Major airport biometrics and government digital identity projects advance
Airport biometrics and digital travel vouchers have made headlines on two of the most read articles on Biometric update this week. Digi Yatra has been launched for domestic Indian flights and an explanation of recent advances in the US is provided by Thales. Government action on digital identity apps was also a big theme for the week, with Australia finally achieving a long-term digital government goal with the launch of the myGov app, and Scytáles winning an EU Digital Identity Wallet contract.
Top biometrics news of the week
Australia’s myGov mobile app has been launched to give residents control over their digital identity and access to both public and private sector services. The app offers login with facial biometrics, includes a digital wallet, and gives users access to 15 government services to start, with more to follow soon.
The EU Council agreed on a draft version of the AI law, with a ban on social scoring, fundamental rights considerations for classifying apps as high-risk, and more detailed definitions of “public spaces” and “remote biometric identification systems.” Several civil society groups and some EU lawmakers immediately weighed in with criticism.
The Council also reached a common position on the legal framework for a continental digital ID. Proposed amendments to eIDAS would set technical standards for EU ID digital wallets, address feature declaration, define its relationships with other laws, and could give countries until 2025 or later to have the whole system up and running.
Almost exactly the same time it was announced that a contract to build the European digital identity wallet that will deliver that ID was awarded to Scytáles, together with partner Netcompany-Intrasoft.
An agreement between the UK and Ukraine will see the countries work together on digital identity, emerging technologies and cyber security. Ukraine gains access to financial services, and a path to global portability of digital identity through mutual recognition agreements becomes a little clearer.
US CBP has introduced biometric traveler verification for people departing on cruise ships from San Diego, as border biometric checks continue to expand. Already, 240 million people have used CBP biometrics at sea, land and air borders, and 16 more airports in the country are expected to test biometric systems next year. Meanwhile, India’s Digi Yatra system has expanded to biometric checks for domestic flights.

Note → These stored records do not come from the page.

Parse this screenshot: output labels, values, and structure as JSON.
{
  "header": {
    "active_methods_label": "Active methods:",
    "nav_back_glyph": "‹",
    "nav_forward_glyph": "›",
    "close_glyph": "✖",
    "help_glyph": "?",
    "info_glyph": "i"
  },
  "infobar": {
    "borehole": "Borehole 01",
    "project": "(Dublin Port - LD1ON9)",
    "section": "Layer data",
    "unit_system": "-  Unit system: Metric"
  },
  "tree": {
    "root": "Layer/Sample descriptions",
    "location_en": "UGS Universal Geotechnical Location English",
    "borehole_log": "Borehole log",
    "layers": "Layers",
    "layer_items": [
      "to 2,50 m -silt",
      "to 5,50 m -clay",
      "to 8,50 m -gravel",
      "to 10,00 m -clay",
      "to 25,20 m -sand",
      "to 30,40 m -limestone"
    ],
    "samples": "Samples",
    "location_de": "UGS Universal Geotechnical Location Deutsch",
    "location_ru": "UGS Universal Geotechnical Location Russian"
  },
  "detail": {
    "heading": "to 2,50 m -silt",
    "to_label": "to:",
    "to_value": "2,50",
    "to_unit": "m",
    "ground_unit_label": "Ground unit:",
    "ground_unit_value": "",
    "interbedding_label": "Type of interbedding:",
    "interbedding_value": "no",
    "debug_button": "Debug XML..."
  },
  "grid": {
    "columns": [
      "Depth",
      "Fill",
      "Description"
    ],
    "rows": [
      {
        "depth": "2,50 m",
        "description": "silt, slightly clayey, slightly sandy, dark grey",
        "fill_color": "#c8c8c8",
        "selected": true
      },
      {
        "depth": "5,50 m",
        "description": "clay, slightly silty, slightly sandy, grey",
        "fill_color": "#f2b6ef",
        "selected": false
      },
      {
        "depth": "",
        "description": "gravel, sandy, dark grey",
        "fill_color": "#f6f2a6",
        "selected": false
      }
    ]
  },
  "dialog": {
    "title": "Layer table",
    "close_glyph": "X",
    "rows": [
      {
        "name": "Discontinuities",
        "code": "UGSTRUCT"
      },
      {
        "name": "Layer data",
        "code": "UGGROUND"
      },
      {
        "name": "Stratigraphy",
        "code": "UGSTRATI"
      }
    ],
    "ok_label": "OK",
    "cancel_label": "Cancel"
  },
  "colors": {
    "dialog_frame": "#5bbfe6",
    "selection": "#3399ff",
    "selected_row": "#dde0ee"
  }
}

Neville Pattinson, head of business development and strategic marketing, explains in a sponsored post how digital travel vouchers held on mobile phones are now combining with facial biometrics to deliver the long-promised ‘paperless’ airport journey. A single application serves several airport processes for huge time savings, and will be further expanded in the future.
Samsung is excited about the security possibilities of using two or even three fingerprints for user authentication anywhere on the screen of a mobile device. The capability could be ready in two or three years, the company suggests, opening up a potential $2.5 billion market.
Ghana brought forward its biometric SIM card registration with the expiry of the November 30 deadline, but did not immediately deactivate those who did not complete the process. More than 21 million SIMs were registered a month ago, and it is unclear how many more were added in the next three weeks. The latest update is that Ghana has cut off 8 million mobile accounts, reports the BBC via The Star.
The Foundation for Defense of Democracies argues that Tiandy Technologies, a provider of security camera systems and facial recognition, should be approved or added to the US Entity List. The company is linked to China’s government, sells to Iran and is involved in human rights abuses, he says.
Traditional MFA is far from a magic bullet against attacks, and cybercriminals have several viable ways to find it, Innovatrics founder and CEO Ján Lunter explains in a Biometric update guest post Using biometrics as an additional authentication factor can prevent this and provide a good trade-off.
Call Sign General Manager for Asia Pacific Namrata Jolly explores the rapidly growing threat of authorized fraud in another guest post. The volume of authorized fraud attacks has grown to be a major problem for two-thirds of APAC financial services companies and has drawn the attention of regulators.